I am a self taught art maker.  I started drawing when I was nine and went to an art school for kids set up by art educator, Gordon Tovey at King Edward Technical College in Dunedin (1956).  Art making continued informally into adult life alongside songwriting, recording and live performance.   
 
In the time of the Settlement of Ngai Tahu  with the Crown, the arts were seen as way to move the tribe forward and away from grievance.    I facilitated events featuring the work and thinking  of Ngai Tahu artists across performing, visual and language arts disciplines & after four dynamic years, change was on my horizon.   I was interested in the application of the arts as a tool to build and strengthen skill amongst people groups and communities where there was less opportunity for creative development.
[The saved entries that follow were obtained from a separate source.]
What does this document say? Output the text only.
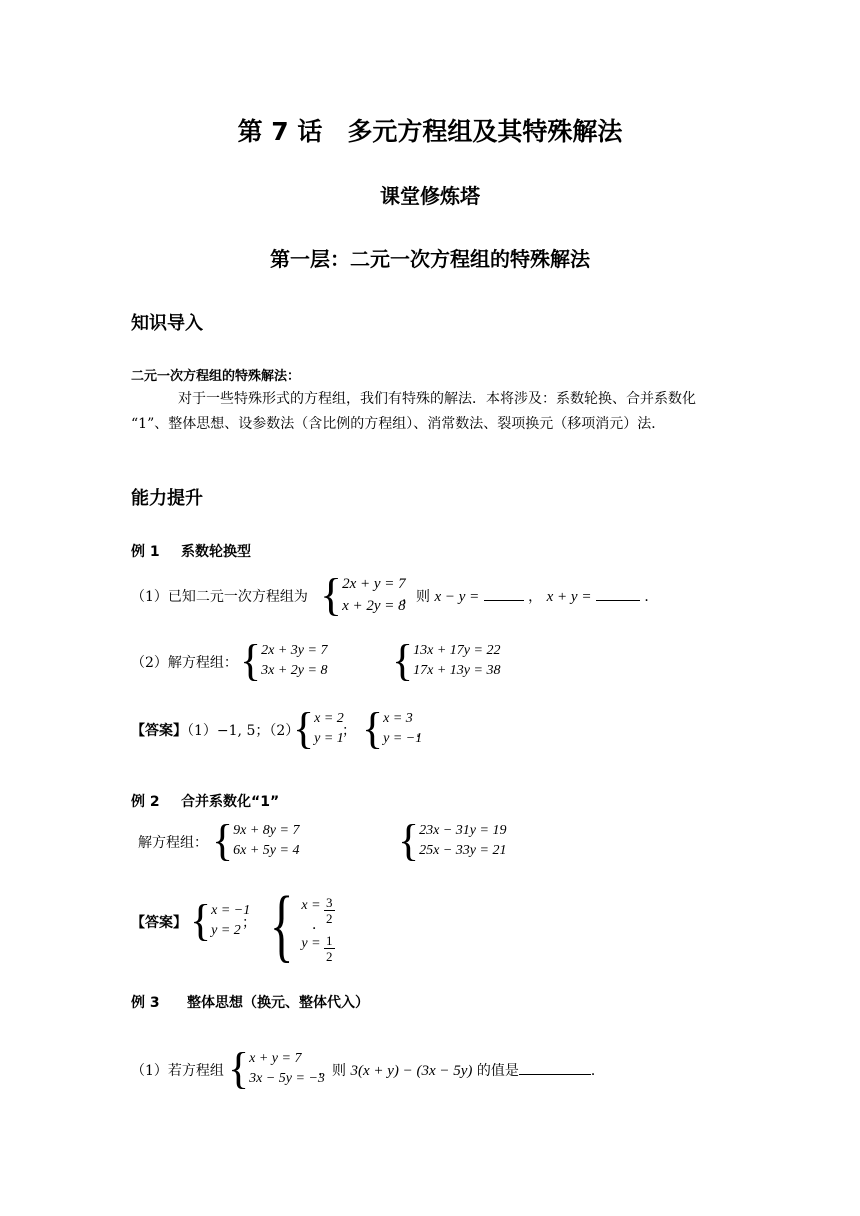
第 7 话　多元方程组及其特殊解法
课堂修炼塔
第一层：二元一次方程组的特殊解法
知识导入
二元一次方程组的特殊解法：
对于一些特殊形式的方程组，我们有特殊的解法．本将涉及：系数轮换、合并系数化
“1”、整体思想、设参数法（含比例的方程组）、消常数法、裂项换元（移项消元）法．
能力提升
例 1 系数轮换型
（1）已知二元一次方程组为 { 2x + y = 7
x + 2y = 8
，则 x − y =	， x + y =	．
（2）解方程组： { 2x + 3y = 7
3x + 2y = 8 { 13x + 17y = 22
17x + 13y = 38
【答案】（1）−1, 5；（2）
{ x = 2
y = 1
； { x = 3
y = −1
．
例 2 合并系数化“1”
解方程组： { 9x + 8y = 7
6x + 5y = 4 { 23x − 31y = 19
25x − 33y = 21
【答案】 { x = −1
y = 2 ； { $x = \frac{3}{2}$
$y = \frac{1}{2}$
．
例 3 整体思想（换元、整体代入）
（1）若方程组 { x + y = 7
3x − 5y = −3
，则 3(x + y) − (3x − 5y) 的值是	．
 Between 2003 and 2009 I trialled arts programmes as a tool amongst prisoners in Canterbury Prisons. The idea was to use the arts as a way to think about vision and goals for their future and the challenges that stopped progress of those goals.    I made art alongside men, women and youth, and took small collections of work to public audiences outside the wire.  There were a number of smaller and some large scale works and events developed  over a period of 6 years including the Ruia Prison Arts Fund Raising exhibition (see Prison Art pages).

I received an Arts Access Aotearoa National Award for Arts Services to Prisoners in 2007.  On the back of that I joined two other writers to develop a National Prison Art Strategy for Arts Access Aotearoa and the Department of Corrections Wellington (2008-2012).  That work was commissioned in the global economic downturn of 2008 - 2009,  the new John Key government  and a complex restructuring of government departments including NZ prisons.  This meant the strategy would be developed against a background of deconstruction.    

 In this period I met with The Learning Connexion who were delivering NZQA programmes to prisoner populations across New Zealand.  I was offered a series of scholarships between 2010 and 2015 that would familiarise me with their entire curriculum, activate a formal arts practice and introduce me to an understanding of materiality;  the use of art making materials that would built the narrative of work. (See Arts Workshop).

 

 

 

 

 

 

 

 

 

 

 

 

 

2015 - GROUNDWORK / NAVIGATION / WHAKATAATUTU The Learning Connexion, Wellington

9 December 2014

October 6th 2014 marked the start of full-time painting & drawing scholarship with The Learning Connexion in Wellington NZ mentored by Peter Adsett (Melbourne).  I'm eight weeks into the Advanced Level 7 course realising I have little language for the territory I find myself.  Through the course of study and experimentation around process, materiality and horizontality the white paint on black builder's paper works arrived.  These works use both paint and the builder's paper as structures.  White being the floor and black working as a wall...  A key element of the work is an  indicator of time.

February 2015 started with a slow response to 'shifters' - elements in 2D works that cause a work to shift, focus or refocus.  The elements of line, linguistics, colour, shadow, on existent images /  collage etc are used to prioritise or bring the purpose of the work into clear view. 

 In the month of March  / April 2015 - site specific work was inspired by shadows on  concrete stairs in an outdoor auditorium I noticed 18 months earlier.   My focus was the uniform lines of moving shadow.  The resulting photographs prompt the geometric lines / patterns / grids reminiscent of navigational histories. 

 I  manipulated images to meet/align/respond to instinct, and in fact discovered marks that I'd been making for almost 20 years. I  began considering how or if the images could be progressed to respond to course directives of  materiality, process, verticality, horizontality, structure and ground. They could.  Armed with 12 gram unprimed tent canvas, eyeleted for easy transportation, I started experimenting with charcoal brushed wet into the grain of the fabric.  I used photos for reference and began to navigate the dark spaces that opened up.  One unresolved work although finished, led to another.

Navigating seemed to be the governing aspect of this work;   unchartered spaces of faith,  unknown earth and ocean,  ideas of measuring, surveying and charting depths / learning in the dark ...  to arrive at a point of resolve.      Seven x 2 metre works were made.  Five were shown as a series, in  a graduation exhibition, along with initiating photographic notes.